Doesn't look as though this Mayan ruler is pleased with his xocolatl (a bowl of frothy cacao)
During last year's X Summit, Autodesk's internal design and user experience conference, individuals were treated with custom chocolate bars — made beforehand, the traditional way (with molds), all good and well and delicious. For X Summit 2016, we were looking for more of a challenge this time around, a chance to try something new and raise the bar (mediocre pun intended), and an opportunity for participants to explore the software-hardware interface. So why not let folks design chocolate for themselves or for that special Valentine someone in an unconventional way — through CNC milling — and try out our own products (after all, we make software for people who design/make/use things) and some pretty nifty hardware?
Here's the breakdown of how things went, in a cocoa-nut-shell (we'll get into the details below):
-
Participants created new or used pre-made designs with Autodesk's Fusion 360 software to digitally visualize the chocolate engraving.
-
They then generated toolpaths and learned about preparing and transferring data to the manufacturing realm (i.e., the hardware itself), making use of a clever Fusion add-in that simplifies the oftentimes complex process.
-
Lastly, using ShopBot's desktop CNC mill (called Handibot), participants watched their designs carved out in the chocolate and voila — bespoke chocolate galore!
Lucas Our X Summit set-up. Lucas has already eaten a lot of chocolate.
At this point, feel free to grab some chocolate. We're going to jump into some of the nitty-gritty elements now, and despite what "research indicates," we're exceedingly convinced that looking at pictures of food makes us — and anyone who's reading this blog post — hungry. So let us stay away from posting too many chocolate pictures here, and let's keep rolling.
One of the reasons why we're now more able to engage participants (who have often never touched much design software or hardware) in the design-to-make process is the amount of unprecedented access we have to high-quality tools, computational power, training and, perhaps even more significantly, the power users have to customize their experience. Take, for instance, our experience with Fusion 360. Conventionally, to prepare the chocolate for milling, you would need to run through a still somewhat manual computer-aided manufacturing (CAM) process — a pretty specialized and laborious task that you would have to update every time your design changed. With Fusion 360, though, you can build on the product's API and add-in platform, which allows you to develop scripts catered to your needs, whether it be for milling chocolate or for designing your next autonomous car.
And that's exactly what we did. Using an add-in written by Fusion 360 API designer and developer guru, Brian Ekins, participants could bypass the CAM process entirely and send their chocolate designs directly to the Handibot module, allowing them to create a 2D-engraving of their sketch. We're in the process of updating it, FYI, but feel free to give it a whirl. Helpful info can be found here on using samples from GitHub for Fusion.

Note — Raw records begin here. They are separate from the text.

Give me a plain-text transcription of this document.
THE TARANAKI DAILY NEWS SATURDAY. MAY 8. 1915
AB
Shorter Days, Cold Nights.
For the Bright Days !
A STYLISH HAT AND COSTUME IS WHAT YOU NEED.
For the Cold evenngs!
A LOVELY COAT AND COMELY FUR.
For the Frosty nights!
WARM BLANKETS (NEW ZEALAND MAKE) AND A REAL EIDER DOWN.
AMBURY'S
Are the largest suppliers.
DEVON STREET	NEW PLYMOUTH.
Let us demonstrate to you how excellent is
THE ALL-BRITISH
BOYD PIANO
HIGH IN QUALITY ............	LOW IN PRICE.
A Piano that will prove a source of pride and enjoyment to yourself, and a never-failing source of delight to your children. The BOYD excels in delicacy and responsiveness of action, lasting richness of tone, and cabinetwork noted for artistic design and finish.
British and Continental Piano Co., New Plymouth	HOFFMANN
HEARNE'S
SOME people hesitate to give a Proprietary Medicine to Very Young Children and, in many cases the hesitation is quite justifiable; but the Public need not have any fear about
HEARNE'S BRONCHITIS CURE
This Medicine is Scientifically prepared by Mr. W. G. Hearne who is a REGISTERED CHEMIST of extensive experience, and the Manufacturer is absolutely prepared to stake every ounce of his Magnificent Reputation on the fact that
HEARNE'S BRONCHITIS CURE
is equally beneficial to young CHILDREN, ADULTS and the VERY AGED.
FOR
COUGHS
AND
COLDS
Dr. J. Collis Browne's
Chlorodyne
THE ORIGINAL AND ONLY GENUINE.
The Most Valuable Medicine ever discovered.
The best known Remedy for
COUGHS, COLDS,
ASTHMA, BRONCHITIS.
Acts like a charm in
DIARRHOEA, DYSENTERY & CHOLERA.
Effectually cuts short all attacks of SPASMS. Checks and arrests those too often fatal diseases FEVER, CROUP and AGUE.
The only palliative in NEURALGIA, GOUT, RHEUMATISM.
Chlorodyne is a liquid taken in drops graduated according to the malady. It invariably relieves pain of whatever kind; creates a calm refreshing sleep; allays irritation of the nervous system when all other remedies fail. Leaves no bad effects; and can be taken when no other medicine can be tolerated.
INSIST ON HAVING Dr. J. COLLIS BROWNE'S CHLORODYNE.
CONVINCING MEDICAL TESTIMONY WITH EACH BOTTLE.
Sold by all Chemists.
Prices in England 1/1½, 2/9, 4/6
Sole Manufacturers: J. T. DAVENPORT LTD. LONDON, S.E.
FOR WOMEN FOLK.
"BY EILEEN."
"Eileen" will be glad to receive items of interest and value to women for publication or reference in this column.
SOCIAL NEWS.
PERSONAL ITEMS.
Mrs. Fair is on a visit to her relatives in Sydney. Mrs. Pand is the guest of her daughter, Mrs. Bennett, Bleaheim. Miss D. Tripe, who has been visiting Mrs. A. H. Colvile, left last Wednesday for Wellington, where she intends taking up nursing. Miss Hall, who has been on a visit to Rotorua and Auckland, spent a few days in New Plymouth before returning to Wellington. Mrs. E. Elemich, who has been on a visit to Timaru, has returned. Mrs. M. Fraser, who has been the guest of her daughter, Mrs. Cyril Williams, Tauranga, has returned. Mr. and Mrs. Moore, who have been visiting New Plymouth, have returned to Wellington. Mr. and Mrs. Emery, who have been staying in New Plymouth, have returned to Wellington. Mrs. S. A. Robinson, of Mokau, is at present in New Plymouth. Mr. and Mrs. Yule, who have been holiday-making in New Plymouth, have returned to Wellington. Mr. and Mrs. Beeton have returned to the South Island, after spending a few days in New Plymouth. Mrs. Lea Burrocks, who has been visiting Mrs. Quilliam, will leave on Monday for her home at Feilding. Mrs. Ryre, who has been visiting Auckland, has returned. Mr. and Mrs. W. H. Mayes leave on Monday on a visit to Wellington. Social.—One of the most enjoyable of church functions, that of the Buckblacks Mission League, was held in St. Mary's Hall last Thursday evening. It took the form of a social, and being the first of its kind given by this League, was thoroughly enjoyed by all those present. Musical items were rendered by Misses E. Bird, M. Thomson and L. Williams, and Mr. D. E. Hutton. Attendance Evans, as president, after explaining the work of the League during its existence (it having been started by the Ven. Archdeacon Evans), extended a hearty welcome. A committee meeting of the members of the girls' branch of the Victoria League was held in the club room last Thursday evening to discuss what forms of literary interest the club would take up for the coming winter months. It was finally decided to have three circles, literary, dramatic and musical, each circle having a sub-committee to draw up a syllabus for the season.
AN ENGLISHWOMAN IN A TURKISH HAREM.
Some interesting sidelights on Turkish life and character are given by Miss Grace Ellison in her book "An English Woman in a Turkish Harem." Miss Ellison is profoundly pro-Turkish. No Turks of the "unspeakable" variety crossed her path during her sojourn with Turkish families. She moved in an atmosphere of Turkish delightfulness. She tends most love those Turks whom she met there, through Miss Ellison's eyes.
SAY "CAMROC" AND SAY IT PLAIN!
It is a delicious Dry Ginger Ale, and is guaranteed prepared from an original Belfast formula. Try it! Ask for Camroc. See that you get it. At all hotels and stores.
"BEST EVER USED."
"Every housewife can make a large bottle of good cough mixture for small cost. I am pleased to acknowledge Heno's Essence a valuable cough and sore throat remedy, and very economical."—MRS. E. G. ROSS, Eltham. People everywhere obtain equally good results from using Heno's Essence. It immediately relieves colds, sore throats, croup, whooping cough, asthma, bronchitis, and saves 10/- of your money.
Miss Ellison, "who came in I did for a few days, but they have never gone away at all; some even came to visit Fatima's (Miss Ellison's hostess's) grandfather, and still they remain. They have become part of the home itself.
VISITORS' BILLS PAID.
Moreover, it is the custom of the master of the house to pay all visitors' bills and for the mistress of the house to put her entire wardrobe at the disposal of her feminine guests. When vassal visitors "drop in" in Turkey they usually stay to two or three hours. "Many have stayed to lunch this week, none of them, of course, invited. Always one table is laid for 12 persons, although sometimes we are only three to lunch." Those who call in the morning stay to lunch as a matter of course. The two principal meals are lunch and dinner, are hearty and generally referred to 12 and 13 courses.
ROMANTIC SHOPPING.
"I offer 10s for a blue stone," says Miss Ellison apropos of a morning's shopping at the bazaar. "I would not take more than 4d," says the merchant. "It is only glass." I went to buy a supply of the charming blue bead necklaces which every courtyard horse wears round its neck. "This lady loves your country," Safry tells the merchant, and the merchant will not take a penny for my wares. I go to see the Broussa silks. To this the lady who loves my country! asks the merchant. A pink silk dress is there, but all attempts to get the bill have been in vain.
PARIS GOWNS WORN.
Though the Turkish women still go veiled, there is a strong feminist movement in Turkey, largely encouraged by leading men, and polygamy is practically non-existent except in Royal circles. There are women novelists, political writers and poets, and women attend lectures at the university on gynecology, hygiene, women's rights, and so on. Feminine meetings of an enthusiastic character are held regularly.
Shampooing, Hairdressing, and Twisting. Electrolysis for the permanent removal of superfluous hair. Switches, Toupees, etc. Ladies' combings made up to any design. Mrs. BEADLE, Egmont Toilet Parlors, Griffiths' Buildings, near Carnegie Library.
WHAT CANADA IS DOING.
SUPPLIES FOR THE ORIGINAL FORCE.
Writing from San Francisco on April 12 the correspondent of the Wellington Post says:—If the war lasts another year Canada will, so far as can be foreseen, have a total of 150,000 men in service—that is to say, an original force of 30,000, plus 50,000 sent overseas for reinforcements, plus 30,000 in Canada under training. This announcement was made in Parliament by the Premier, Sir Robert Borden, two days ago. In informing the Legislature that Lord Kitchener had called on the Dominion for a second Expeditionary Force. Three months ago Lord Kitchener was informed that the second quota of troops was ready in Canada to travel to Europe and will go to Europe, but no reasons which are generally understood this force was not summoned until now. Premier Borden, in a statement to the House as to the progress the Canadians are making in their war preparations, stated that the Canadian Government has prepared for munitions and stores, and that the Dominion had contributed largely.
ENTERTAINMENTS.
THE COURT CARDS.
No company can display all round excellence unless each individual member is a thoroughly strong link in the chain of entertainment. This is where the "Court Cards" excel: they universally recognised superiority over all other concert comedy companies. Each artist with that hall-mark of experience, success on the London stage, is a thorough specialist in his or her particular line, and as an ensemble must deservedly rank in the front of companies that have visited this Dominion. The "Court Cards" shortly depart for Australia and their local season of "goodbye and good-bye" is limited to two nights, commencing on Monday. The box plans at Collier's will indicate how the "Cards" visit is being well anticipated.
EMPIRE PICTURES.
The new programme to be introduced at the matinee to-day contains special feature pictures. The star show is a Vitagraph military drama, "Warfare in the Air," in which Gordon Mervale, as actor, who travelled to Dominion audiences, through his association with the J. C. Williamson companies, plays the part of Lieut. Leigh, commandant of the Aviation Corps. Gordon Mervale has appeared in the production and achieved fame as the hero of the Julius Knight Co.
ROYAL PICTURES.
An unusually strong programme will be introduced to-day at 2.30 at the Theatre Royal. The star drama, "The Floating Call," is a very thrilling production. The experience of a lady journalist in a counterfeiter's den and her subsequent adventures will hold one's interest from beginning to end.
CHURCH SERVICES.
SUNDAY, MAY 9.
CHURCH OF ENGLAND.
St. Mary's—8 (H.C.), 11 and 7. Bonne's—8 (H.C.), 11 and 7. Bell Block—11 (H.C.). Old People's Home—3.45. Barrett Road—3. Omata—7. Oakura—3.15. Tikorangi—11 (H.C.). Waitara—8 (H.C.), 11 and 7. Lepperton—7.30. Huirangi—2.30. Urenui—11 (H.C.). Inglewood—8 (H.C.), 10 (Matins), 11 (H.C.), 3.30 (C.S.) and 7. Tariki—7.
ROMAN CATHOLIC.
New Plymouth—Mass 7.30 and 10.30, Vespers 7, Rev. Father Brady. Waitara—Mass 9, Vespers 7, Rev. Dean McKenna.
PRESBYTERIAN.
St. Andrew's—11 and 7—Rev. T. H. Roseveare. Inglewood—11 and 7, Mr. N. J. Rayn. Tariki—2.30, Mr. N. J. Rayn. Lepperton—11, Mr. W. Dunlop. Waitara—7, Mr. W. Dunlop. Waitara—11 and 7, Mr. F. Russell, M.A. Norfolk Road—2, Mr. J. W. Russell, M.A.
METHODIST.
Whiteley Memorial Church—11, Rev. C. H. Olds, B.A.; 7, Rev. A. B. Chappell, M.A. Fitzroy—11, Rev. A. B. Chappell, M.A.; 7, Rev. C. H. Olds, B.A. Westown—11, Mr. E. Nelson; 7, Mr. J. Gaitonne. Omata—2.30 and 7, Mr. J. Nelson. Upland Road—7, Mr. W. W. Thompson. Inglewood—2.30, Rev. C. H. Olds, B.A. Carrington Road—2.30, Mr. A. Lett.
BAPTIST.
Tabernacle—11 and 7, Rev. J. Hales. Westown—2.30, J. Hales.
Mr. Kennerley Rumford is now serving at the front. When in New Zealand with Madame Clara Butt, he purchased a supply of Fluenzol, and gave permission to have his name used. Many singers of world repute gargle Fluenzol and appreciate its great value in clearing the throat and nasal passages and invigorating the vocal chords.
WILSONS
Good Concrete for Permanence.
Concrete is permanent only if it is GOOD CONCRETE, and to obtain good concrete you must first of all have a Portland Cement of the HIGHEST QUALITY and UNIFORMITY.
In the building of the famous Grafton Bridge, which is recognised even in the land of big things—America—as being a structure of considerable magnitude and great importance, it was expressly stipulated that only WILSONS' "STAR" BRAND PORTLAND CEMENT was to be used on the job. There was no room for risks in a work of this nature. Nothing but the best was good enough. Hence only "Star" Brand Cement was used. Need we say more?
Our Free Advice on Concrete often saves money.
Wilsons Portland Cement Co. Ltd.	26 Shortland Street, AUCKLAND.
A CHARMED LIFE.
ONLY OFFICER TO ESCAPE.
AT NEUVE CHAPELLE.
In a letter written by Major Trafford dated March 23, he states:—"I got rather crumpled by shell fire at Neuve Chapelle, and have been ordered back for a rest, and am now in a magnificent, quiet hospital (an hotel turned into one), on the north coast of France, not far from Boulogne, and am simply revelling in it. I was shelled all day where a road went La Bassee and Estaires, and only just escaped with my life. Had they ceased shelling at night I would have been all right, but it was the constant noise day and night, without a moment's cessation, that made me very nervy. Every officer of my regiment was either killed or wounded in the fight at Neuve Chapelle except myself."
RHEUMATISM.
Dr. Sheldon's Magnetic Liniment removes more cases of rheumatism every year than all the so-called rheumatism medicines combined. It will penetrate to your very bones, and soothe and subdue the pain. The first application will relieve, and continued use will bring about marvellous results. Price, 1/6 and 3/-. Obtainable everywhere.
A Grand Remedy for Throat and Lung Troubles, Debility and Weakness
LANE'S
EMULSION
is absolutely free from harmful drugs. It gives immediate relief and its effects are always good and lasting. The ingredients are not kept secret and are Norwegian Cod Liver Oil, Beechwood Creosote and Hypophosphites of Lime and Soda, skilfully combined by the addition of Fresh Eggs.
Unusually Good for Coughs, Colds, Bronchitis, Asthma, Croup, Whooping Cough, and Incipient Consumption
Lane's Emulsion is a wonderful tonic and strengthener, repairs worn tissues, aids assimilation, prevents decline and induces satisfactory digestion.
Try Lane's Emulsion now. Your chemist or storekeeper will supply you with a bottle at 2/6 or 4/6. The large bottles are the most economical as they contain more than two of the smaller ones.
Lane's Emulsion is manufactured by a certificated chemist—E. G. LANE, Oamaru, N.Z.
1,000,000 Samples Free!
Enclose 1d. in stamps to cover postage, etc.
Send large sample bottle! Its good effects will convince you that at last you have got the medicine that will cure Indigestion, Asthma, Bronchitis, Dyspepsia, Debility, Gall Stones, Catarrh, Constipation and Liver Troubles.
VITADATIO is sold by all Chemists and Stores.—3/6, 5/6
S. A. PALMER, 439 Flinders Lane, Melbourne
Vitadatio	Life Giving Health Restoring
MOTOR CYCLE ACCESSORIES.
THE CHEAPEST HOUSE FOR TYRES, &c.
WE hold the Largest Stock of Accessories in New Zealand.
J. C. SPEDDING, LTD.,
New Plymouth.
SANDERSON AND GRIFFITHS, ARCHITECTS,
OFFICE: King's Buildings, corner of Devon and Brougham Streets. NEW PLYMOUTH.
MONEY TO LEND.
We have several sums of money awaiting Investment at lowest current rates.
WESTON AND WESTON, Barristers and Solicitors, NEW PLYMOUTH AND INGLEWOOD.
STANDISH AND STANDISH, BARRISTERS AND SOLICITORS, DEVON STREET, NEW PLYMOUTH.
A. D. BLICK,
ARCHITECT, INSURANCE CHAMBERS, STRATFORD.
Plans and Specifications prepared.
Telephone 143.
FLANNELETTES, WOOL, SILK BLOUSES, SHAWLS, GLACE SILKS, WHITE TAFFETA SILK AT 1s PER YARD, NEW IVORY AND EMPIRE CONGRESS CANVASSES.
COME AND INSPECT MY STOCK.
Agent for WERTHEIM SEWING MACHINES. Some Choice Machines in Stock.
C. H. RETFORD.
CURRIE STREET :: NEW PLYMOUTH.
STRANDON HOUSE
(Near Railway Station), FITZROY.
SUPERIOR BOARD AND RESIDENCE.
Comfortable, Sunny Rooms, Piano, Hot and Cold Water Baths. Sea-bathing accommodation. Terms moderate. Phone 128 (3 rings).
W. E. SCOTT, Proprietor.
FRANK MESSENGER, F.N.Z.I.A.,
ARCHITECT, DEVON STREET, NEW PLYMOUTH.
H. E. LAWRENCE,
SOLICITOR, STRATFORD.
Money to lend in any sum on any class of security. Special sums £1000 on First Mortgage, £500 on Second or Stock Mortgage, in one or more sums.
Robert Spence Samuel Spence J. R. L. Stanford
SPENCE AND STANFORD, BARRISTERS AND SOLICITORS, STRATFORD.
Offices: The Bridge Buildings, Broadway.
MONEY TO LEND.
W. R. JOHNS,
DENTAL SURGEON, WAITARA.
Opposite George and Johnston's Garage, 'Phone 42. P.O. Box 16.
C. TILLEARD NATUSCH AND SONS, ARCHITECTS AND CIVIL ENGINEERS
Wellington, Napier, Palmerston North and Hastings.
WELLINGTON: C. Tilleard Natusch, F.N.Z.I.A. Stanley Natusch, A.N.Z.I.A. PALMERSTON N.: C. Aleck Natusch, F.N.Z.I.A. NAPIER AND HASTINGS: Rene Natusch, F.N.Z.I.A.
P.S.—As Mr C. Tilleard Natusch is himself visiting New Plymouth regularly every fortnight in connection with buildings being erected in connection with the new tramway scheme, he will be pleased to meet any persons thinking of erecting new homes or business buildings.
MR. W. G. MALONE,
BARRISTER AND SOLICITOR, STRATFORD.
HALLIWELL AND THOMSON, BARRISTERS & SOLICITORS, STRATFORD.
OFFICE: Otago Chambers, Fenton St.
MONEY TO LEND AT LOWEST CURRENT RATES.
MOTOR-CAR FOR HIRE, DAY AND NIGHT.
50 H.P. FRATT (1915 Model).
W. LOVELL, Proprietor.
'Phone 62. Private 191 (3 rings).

Here's a brief preview of the add-in's primary features:
In addition to transferring participants' sketches to the Handibot, the add-in has some pretty neat elements (see above) that enable users to create randomized circular, mesh, and/or flower patterns. These, too, are seamlessly transmitted to the mill.
Anyway, for those of you pay-per-click marketers, we're talking easily over 50 clicks down to something like 5-mega time-savings, especially important for us since we were trying to engage as many participants as possible ... and trying to mill the chocolate before it melted.
Lucas is intrigued by how much time we saved using the Fusion add-in.
At this point, we were ready to move over to the hardware side of things and get down to manufacturing. While we did end up fabricating a custom chocolate fixture (as in modifying the spoil-board) — which took a bit of time — the tool calibration, homing, and offset were straightforward and well-illustrated in the FabMo platform (the open-source, digital fabrication and motion platform developed by ShopBot, the software used for "talking" with the Handibot itself) and were only needed to launch the process.
Using the add-in, we can transfer that "special someone" chocolate to FabMo, verify the toolpath, and send it to Handbit for milling!
Once the data transfer and set-up were completed, the milling craziness commenced. Freezing the chocolate does help to slow melting, though we milled some bars at room temperature without any issues. Some suggested cooling the chocolate with milk — a splendid idea if I've ever heard one — the result of which would be, of course, chocolate milk. We do have to use the Handibots a second time, though, so that idea was dropped immediately to our dismay ... Anyway, the clean-up is not that bad either (just vacuum the chocolate chips), as long as you don't have melted chips flying around, in which case, you've got a bit more work on your hands.
Here's our "special someone" chocolate being milled:
Check out some of the Fusion chocolate cuisine designs our participants made down below! Some of them were real works of art, though a few were devoured before we could grab a picture of them.
We hope you enjoyed our journey through how manufacturing meets food! I've attached some worksheets and other materials that outline the process below:
- Download x_summit_chocolate_worksheet2_add-in.pdf (2099.9K)
- Download x_summit_chocolate_worksheet2_cam.pdf (2200.0K)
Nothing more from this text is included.